We reach the quad, and my heart lifts for just a moment before crashing into my toes. Peel looks the same. The exact same. A wall of ivy snakes up Archer Hall, the dorm where I spent two years and a couple months of my life. The looming oak trees are bare now but come summer will provide a canopy of shade. Sidewalks crisscross in perfect order. It’s almost as if I never left. I half expect the bell to ring and Abe to trot down the steps. We’ll eat lunch together and swap physics homework.
Stop.
I force Abe out of my mind. This isn’t a homecoming, it’s a mission. Maybe the most important mission ever in the history of Annum Guard.
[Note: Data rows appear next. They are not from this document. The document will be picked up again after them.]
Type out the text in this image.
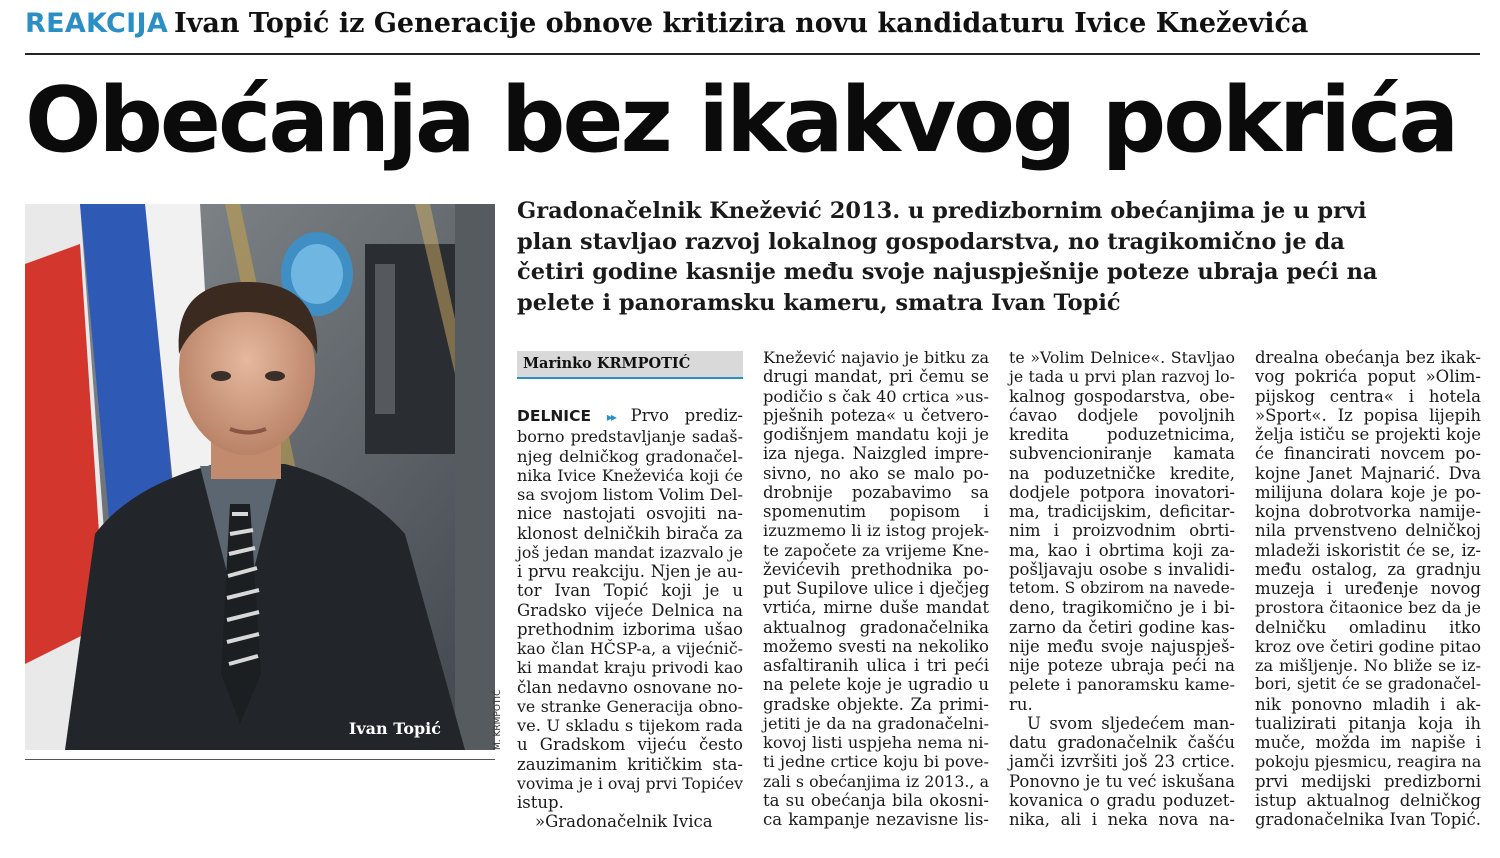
REAKCIJA Ivan Topić iz Generacije obnove kritizira novu kandidaturu Ivice Kneževića
Obećanja bez ikakvog pokrića
Ivan Topić	M. KRMPOTIĆ
Gradonačelnik Knežević 2013. u predizbornim obećanjima je u prvi
plan stavljao razvoj lokalnog gospodarstva, no tragikomično je da
četiri godine kasnije među svoje najuspješnije poteze ubraja peći na
pelete i panoramsku kameru, smatra Ivan Topić
Marinko KRMPOTIĆ
DELNICE ▸▸ Prvo prediz-
borno predstavljanje sadaš-
njeg delničkog gradonačel-
nika Ivice Kneževića koji će
sa svojom listom Volim Del-
nice nastojati osvojiti na-
klonost delničkih birača za
još jedan mandat izazvalo je
i prvu reakciju. Njen je au-
tor Ivan Topić koji je u
Gradsko vijeće Delnica na
prethodnim izborima ušao
kao član HČSP-a, a vijećnič-
ki mandat kraju privodi kao
član nedavno osnovane no-
ve stranke Generacija obno-
ve. U skladu s tijekom rada
u Gradskom vijeću često
zauzimanim kritičkim sta-
vovima je i ovaj prvi Topićev
istup.
»Gradonačelnik Ivica
Knežević najavio je bitku za
drugi mandat, pri čemu se
podičio s čak 40 crtica »us-
pješnih poteza« u četvero-
godišnjem mandatu koji je
iza njega. Naizgled impre-
sivno, no ako se malo po-
drobnije pozabavimo sa
spomenutim popisom i
izuzmemo li iz istog projek-
te započete za vrijeme Kne-
ževićevih prethodnika po-
put Supilove ulice i dječjeg
vrtića, mirne duše mandat
aktualnog gradonačelnika
možemo svesti na nekoliko
asfaltiranih ulica i tri peći
na pelete koje je ugradio u
gradske objekte. Za primi-
jetiti je da na gradonačelni-
kovoj listi uspjeha nema ni-
ti jedne crtice koju bi pove-
zali s obećanjima iz 2013., a
ta su obećanja bila okosni-
ca kampanje nezavisne lis-
te »Volim Delnice«. Stavljao
je tada u prvi plan razvoj lo-
kalnog gospodarstva, obe-
ćavao dodjele povoljnih
kredita poduzetnicima,
subvencioniranje kamata
na poduzetničke kredite,
dodjele potpora inovatori-
ma, tradicijskim, deficitar-
nim i proizvodnim obrti-
ma, kao i obrtima koji za-
pošljavaju osobe s invalidi-
tetom. S obzirom na navede-
deno, tragikomično je i bi-
zarno da četiri godine kas-
nije među svoje najuspješ-
nije poteze ubraja peći na
pelete i panoramsku kame-
ru.
U svom sljedećem man-
datu gradonačelnik čašću
jamči izvršiti još 23 crtice.
Ponovno je tu već iskušana
kovanica o gradu poduzet-
nika, ali i neka nova na-
drealna obećanja bez ikak-
vog pokrića poput »Olim-
pijskog centra« i hotela
»Sport«. Iz popisa lijepih
želja ističu se projekti koje
će financirati novcem po-
kojne Janet Majnarić. Dva
milijuna dolara koje je po-
kojna dobrotvorka namije-
nila prvenstveno delničkoj
mladeži iskoristit će se, iz-
među ostalog, za gradnju
muzeja i uređenje novog
prostora čitaonice bez da je
delničku omladinu itko
kroz ove četiri godine pitao
za mišljenje. No bliže se iz-
bori, sjetit će se gradonačel-
nik ponovno mladih i ak-
tualizirati pitanja koja ih
muče, možda im napiše i
pokoju pjesmicu, reagira na
prvi medijski predizborni
istup aktualnog delničkog
gradonačelnika Ivan Topić.
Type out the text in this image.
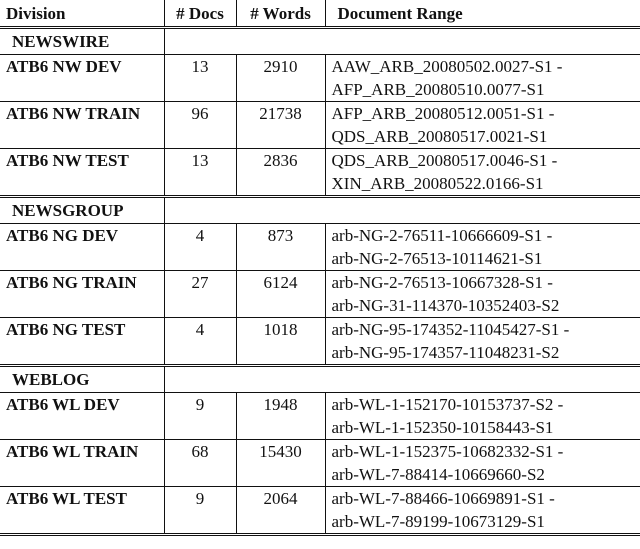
Division	# Docs	# Words	Document Range
NEWSWIRE			
ATB6 NW DEV	13	2910	AAW_ARB_20080502.0027-S1 -
AFP_ARB_20080510.0077-S1

ATB6 NW TRAIN	96	21738	AFP_ARB_20080512.0051-S1 -
QDS_ARB_20080517.0021-S1

ATB6 NW TEST	13	2836	QDS_ARB_20080517.0046-S1 -
XIN_ARB_20080522.0166-S1

NEWSGROUP			
ATB6 NG DEV	4	873	arb-NG-2-76511-10666609-S1 -
arb-NG-2-76513-10114621-S1

ATB6 NG TRAIN	27	6124	arb-NG-2-76513-10667328-S1 -
arb-NG-31-114370-10352403-S2

ATB6 NG TEST	4	1018	arb-NG-95-174352-11045427-S1 -
arb-NG-95-174357-11048231-S2

WEBLOG			
ATB6 WL DEV	9	1948	arb-WL-1-152170-10153737-S2 -
arb-WL-1-152350-10158443-S1

ATB6 WL TRAIN	68	15430	arb-WL-1-152375-10682332-S1 -
arb-WL-7-88414-10669660-S2

ATB6 WL TEST	9	2064	arb-WL-7-88466-10669891-S1 -
arb-WL-7-89199-10673129-S1
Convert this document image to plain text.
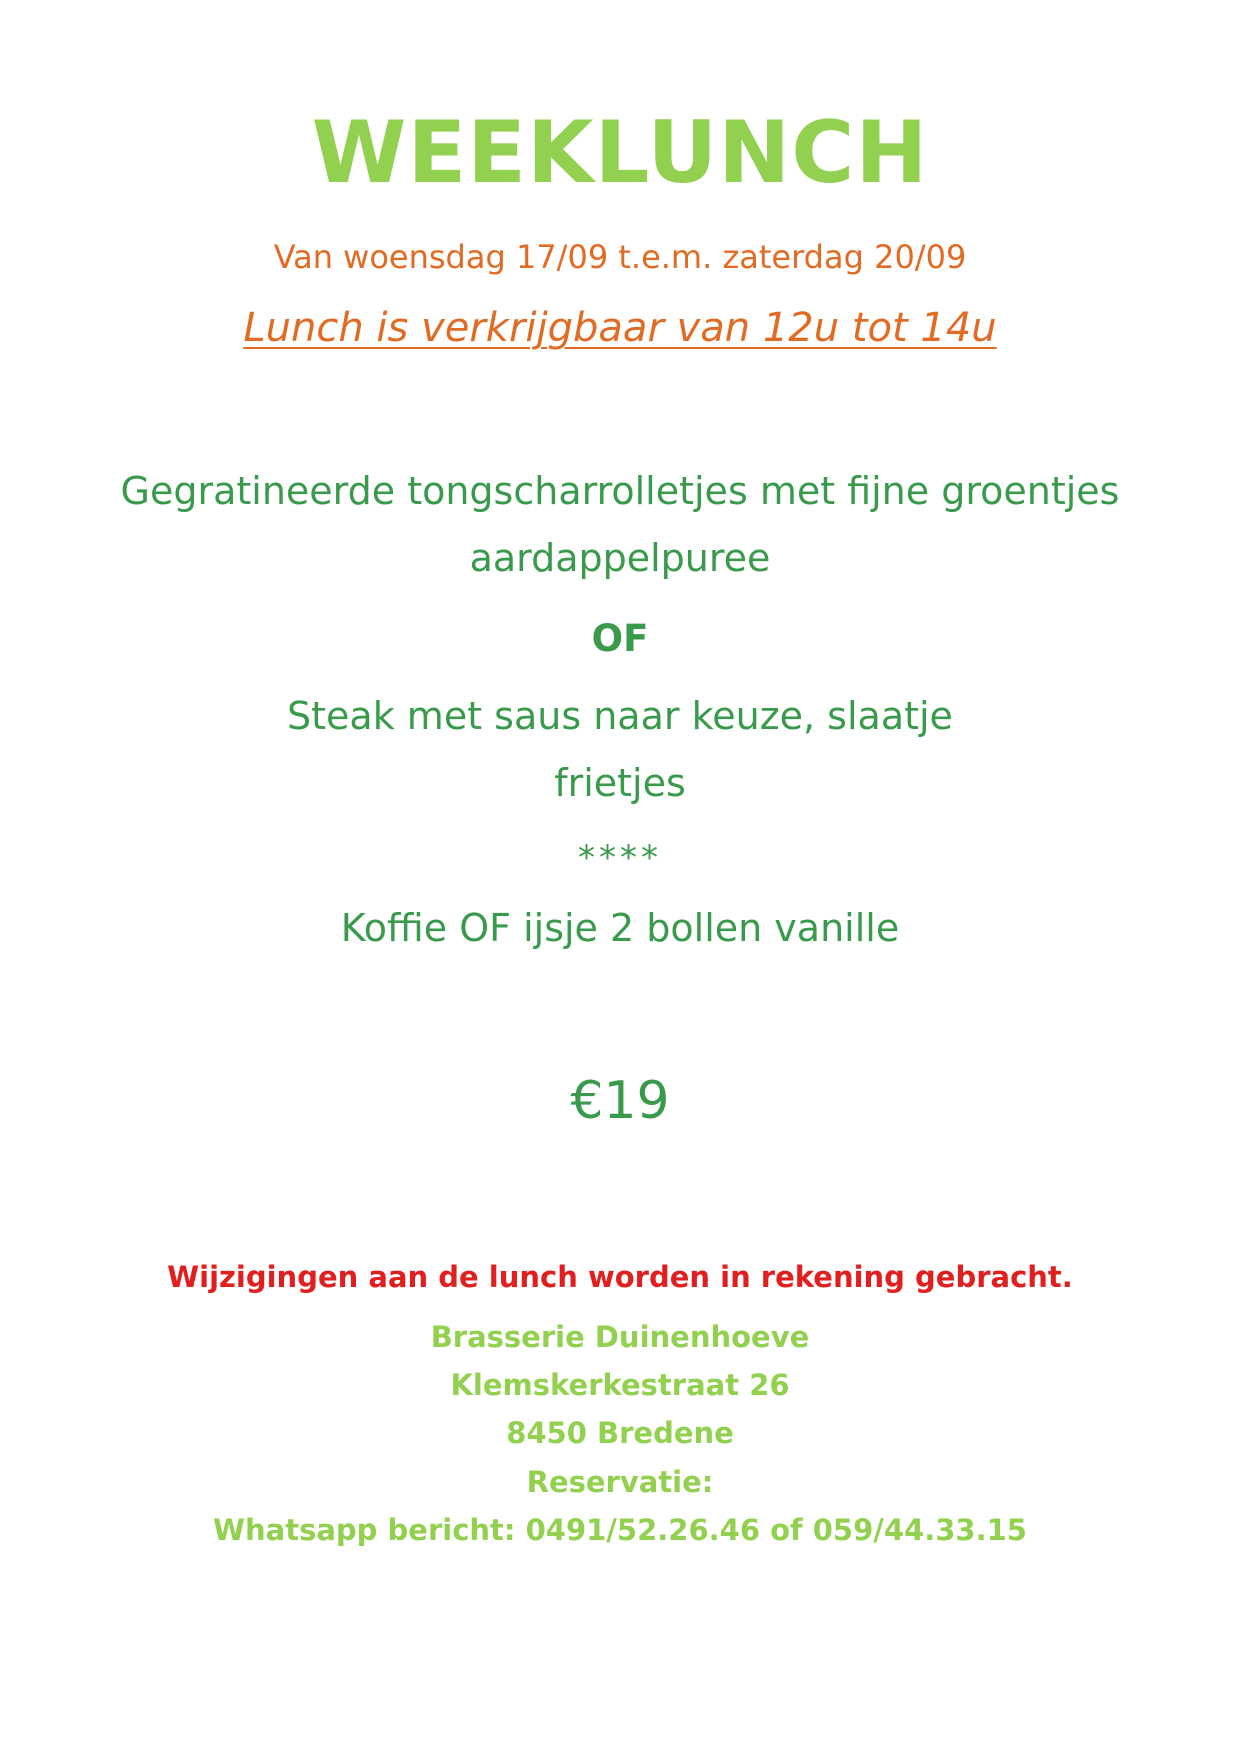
WEEKLUNCH
Van woensdag 17/09 t.e.m. zaterdag 20/09
Lunch is verkrijgbaar van 12u tot 14u
Gegratineerde tongscharrolletjes met fijne groentjes
aardappelpuree
OF
Steak met saus naar keuze, slaatje
frietjes
****
Koffie OF ijsje 2 bollen vanille
€19
Wijzigingen aan de lunch worden in rekening gebracht.
Brasserie Duinenhoeve
Klemskerkestraat 26
8450 Bredene
Reservatie:
Whatsapp bericht: 0491/52.26.46 of 059/44.33.15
The bell rings and echoes across campus. I stand up straight and look all around as kids wearing the same Peel uniform as mine pour onto the quad. My eyes dart from the science building to the math building, over to the humanities building. I look for Vaughn. Not my dad. I really don’t even know what my dad looks like. My only memories come from the two pictures at home and the one in Alpha’s file. No, I train my eyes on the administration building. Any second now Vaughn will come waltzing down the steps and walk toward the dining hall.